O padre vivia em casa ampla, com uma grande chaminé onde dependurados estavam dezenas e dezenas de lustrosos chouriços e linguiças que, gulosos, fitavam o rapaz a quem uma fome cruel e eterna atormentava, sempre de barriga a dar horas.
-São chouriços e linguiças.
-Não, grande estúpido, são os padres-eternos e as almas-santas.
Depois de assim industriado lá começou a trabalhar para o senhor padre-cura. Mas o passadio era mau e os maus tratos eram muitos e quando chegou o Inverno deram-lhe só uma saca com que se tapar. E mesmo dormindo junto ao borralho o frio era tanto que o não deixava pregar olho.

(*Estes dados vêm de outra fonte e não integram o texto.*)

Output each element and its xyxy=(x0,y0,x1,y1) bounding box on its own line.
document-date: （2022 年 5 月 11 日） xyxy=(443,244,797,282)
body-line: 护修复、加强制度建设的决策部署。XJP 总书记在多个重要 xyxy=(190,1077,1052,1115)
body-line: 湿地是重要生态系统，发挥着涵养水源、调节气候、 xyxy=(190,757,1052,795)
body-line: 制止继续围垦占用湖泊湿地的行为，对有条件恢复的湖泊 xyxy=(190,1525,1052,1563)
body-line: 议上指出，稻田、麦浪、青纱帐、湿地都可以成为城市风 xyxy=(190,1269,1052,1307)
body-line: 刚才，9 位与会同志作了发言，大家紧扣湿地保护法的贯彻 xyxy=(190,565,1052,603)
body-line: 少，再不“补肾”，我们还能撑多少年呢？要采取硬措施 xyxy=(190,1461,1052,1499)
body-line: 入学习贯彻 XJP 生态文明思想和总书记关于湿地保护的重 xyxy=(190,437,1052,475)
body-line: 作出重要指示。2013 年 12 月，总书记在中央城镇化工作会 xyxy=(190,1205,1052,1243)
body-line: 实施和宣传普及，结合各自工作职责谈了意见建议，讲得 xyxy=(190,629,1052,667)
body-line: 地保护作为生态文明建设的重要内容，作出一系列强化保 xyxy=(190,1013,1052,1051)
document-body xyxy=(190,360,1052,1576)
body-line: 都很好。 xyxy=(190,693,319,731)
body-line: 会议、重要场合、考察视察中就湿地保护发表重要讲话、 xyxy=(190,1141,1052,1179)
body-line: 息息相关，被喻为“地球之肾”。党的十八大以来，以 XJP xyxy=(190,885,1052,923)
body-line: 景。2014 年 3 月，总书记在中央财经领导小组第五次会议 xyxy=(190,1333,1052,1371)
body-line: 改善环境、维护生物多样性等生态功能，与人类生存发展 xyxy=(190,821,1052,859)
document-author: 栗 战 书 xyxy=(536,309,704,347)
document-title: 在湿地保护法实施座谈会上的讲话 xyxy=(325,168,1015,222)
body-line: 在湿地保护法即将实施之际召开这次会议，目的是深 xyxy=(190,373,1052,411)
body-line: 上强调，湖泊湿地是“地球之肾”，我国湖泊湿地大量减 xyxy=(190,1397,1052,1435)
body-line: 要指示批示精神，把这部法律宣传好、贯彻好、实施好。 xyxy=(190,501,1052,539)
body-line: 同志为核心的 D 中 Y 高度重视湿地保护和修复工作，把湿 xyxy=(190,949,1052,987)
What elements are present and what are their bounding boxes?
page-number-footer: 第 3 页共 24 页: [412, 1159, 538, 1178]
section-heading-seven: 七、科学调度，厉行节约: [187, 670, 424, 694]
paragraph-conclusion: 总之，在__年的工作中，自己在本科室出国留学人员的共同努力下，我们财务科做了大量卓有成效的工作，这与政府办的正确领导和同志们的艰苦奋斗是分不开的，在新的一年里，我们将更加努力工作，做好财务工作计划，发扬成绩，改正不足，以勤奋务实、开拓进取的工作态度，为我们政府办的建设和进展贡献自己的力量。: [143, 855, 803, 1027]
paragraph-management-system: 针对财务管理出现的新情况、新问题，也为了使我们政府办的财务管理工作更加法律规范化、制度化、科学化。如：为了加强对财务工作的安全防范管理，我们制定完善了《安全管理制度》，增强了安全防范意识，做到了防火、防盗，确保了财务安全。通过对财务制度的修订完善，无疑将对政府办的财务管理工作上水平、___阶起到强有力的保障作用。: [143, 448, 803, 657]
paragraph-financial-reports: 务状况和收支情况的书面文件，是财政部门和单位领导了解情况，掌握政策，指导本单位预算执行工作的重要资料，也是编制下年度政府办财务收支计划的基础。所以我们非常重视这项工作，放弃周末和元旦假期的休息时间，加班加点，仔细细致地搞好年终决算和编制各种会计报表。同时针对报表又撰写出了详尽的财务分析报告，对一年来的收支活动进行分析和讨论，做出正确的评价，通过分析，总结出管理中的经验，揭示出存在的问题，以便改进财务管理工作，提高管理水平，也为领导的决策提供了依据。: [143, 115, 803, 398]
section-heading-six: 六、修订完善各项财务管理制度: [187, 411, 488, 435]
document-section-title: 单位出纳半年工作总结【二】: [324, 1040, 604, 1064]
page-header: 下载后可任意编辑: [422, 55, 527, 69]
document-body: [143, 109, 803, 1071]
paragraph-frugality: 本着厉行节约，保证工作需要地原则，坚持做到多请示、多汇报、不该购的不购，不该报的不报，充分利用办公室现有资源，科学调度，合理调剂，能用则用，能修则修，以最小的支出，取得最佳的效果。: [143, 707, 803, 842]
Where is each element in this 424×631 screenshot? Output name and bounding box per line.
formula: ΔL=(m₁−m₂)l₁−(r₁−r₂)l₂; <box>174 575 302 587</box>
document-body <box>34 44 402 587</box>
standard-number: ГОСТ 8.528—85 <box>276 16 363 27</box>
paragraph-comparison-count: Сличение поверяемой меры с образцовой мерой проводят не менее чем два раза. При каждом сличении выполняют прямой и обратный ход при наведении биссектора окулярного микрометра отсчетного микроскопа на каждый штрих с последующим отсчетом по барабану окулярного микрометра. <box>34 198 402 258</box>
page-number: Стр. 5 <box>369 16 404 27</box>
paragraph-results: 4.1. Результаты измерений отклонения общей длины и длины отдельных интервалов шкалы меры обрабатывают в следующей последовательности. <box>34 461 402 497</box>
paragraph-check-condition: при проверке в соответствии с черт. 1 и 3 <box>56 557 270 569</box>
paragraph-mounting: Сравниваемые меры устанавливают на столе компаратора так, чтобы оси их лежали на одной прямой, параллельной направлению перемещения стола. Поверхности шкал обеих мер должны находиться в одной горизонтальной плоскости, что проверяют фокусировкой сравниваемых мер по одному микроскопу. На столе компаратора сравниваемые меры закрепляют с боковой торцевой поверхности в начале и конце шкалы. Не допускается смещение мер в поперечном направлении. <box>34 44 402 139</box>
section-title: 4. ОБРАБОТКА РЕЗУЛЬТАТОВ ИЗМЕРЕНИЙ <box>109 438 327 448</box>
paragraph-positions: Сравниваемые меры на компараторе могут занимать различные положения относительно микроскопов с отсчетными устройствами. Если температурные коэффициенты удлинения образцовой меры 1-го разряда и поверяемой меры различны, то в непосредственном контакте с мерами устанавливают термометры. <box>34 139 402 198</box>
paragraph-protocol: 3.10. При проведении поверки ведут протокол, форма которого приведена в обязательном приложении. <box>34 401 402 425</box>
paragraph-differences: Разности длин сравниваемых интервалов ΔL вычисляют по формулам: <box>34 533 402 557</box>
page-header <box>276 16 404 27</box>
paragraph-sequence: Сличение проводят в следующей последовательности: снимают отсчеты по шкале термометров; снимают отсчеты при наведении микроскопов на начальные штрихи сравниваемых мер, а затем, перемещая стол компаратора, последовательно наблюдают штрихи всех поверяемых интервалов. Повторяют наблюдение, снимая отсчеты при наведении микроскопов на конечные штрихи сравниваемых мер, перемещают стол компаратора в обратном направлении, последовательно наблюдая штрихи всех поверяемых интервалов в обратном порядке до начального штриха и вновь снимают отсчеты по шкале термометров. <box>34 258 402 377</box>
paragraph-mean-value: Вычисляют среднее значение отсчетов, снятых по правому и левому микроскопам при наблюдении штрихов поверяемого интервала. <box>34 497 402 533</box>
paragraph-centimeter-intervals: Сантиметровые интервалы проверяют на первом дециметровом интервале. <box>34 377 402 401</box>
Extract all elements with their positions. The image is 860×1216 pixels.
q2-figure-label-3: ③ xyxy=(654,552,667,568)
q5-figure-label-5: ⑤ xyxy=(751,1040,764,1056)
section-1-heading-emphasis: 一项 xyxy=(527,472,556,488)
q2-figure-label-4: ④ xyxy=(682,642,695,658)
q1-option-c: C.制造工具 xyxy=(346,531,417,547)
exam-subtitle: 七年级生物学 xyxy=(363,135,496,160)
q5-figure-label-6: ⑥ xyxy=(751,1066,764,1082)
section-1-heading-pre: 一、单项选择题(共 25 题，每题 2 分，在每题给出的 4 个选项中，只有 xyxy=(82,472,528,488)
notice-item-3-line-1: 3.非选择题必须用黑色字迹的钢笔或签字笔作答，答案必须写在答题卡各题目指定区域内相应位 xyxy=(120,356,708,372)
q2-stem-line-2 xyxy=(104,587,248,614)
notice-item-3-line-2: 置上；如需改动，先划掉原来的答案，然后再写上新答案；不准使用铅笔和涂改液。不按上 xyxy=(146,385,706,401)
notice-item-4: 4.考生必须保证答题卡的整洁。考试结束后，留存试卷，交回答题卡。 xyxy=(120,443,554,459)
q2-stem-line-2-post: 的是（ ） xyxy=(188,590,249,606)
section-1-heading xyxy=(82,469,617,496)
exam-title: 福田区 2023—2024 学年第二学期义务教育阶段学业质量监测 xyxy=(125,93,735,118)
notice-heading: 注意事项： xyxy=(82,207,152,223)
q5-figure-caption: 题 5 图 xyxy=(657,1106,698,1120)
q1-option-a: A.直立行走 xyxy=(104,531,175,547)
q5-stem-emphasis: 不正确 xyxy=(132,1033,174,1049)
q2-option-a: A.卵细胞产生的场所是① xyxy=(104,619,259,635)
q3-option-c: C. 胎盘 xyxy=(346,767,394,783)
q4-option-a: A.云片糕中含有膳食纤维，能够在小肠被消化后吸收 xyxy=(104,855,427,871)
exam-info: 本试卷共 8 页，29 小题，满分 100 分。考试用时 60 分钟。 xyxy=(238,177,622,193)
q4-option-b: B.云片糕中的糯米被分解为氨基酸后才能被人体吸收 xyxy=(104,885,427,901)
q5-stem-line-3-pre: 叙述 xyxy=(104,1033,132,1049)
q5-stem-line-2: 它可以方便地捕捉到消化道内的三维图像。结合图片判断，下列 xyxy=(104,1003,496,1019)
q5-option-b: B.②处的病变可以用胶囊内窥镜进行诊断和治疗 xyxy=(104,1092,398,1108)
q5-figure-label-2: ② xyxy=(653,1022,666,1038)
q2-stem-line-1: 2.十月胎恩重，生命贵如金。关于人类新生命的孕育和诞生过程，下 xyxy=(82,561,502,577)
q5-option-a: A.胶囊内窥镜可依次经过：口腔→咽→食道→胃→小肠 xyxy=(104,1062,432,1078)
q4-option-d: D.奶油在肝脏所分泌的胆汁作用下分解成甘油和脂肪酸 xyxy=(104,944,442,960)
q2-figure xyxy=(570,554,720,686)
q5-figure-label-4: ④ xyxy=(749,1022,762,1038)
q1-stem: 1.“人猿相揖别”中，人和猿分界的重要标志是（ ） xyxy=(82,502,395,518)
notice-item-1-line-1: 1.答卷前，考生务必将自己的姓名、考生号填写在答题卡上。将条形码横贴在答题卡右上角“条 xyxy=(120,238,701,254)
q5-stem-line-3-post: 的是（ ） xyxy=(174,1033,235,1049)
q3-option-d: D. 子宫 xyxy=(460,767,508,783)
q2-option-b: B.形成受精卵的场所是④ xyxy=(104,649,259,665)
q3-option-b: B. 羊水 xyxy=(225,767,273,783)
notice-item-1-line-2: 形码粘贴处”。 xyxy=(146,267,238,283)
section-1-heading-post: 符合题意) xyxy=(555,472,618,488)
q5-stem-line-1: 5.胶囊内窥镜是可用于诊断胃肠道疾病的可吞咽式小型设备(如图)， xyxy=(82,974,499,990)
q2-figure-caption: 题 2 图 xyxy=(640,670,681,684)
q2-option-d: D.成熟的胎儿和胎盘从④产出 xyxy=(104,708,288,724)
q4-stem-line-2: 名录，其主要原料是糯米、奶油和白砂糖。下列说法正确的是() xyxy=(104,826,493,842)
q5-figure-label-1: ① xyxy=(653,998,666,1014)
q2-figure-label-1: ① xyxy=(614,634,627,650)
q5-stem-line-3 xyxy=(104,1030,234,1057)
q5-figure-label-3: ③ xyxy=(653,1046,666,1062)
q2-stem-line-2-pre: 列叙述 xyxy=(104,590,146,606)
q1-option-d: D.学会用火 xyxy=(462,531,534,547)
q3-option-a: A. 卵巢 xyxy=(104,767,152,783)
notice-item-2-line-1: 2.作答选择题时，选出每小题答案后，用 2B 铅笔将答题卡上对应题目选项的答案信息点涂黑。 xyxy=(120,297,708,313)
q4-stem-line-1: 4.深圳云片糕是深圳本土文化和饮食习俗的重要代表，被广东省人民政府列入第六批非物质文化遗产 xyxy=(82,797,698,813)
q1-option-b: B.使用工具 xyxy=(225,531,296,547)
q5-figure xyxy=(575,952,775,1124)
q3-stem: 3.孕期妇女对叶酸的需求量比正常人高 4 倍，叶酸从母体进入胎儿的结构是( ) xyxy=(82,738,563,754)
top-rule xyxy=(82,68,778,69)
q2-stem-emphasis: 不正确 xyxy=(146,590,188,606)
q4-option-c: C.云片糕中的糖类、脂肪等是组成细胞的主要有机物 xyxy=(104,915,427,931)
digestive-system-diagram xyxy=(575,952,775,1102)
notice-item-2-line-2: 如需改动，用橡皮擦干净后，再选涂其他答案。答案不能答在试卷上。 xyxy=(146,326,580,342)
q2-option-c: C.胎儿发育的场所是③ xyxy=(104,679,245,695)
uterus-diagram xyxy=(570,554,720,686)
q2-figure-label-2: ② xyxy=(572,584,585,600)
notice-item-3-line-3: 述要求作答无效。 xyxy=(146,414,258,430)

-Padre-cura, tenho frio! - bradava-lhe o rapaz.
-Onde tens a saca?
-Tenho-a em baixo.
-Pois põe-na em cima.
-Padre-cura, tenho frio! - de novo lhe gritava.
-Onde tens a saca?
-Tenho-a em cima.
-Pois põe-na debaixo.
Farto daquele viver o rapaz, uma dada noite, encheu a saca de linguiças, pregou uma varada no rabo do anafado gato, que abalou soltando miados que era mesmo um dó de alma, e gritou para o padre-cura:
-Levanta-te, ó papa-cristos, dos braços da Liquitates, e vai acudir ao papa-ratos que leva a ciência no rabo, e fica-te com os padres-eternos que eu cá levo as almas-santas.
E abalou para nunca mais voltar.
Em tempos de escola primária, como então se dizia, era obrigado a assistir à missa dominical a que se seguia, depois do almoço, a catequese, sob pena de ficar sem recreio toda a semana. Ao anti-clericalismo da Primeira República, e que tão nefasto lhe foi, seguia-se o ensino religioso e doutrinário do Estado Novo. Acabei assim beneficiário de duas influências. O intenso debate que desde o século XVIII, o século das Luzes, afrontou o sagrado e o profano, o laicismo e a religiosidade, permite-nos hoje um olhar sereno e desapaixonado perantes tais realidades, com guerras e ódios à mistura ultrapassámos a dicotomia. Será este o grande debate civilizacional que o mundo muçulmano algum dia terá que fazer.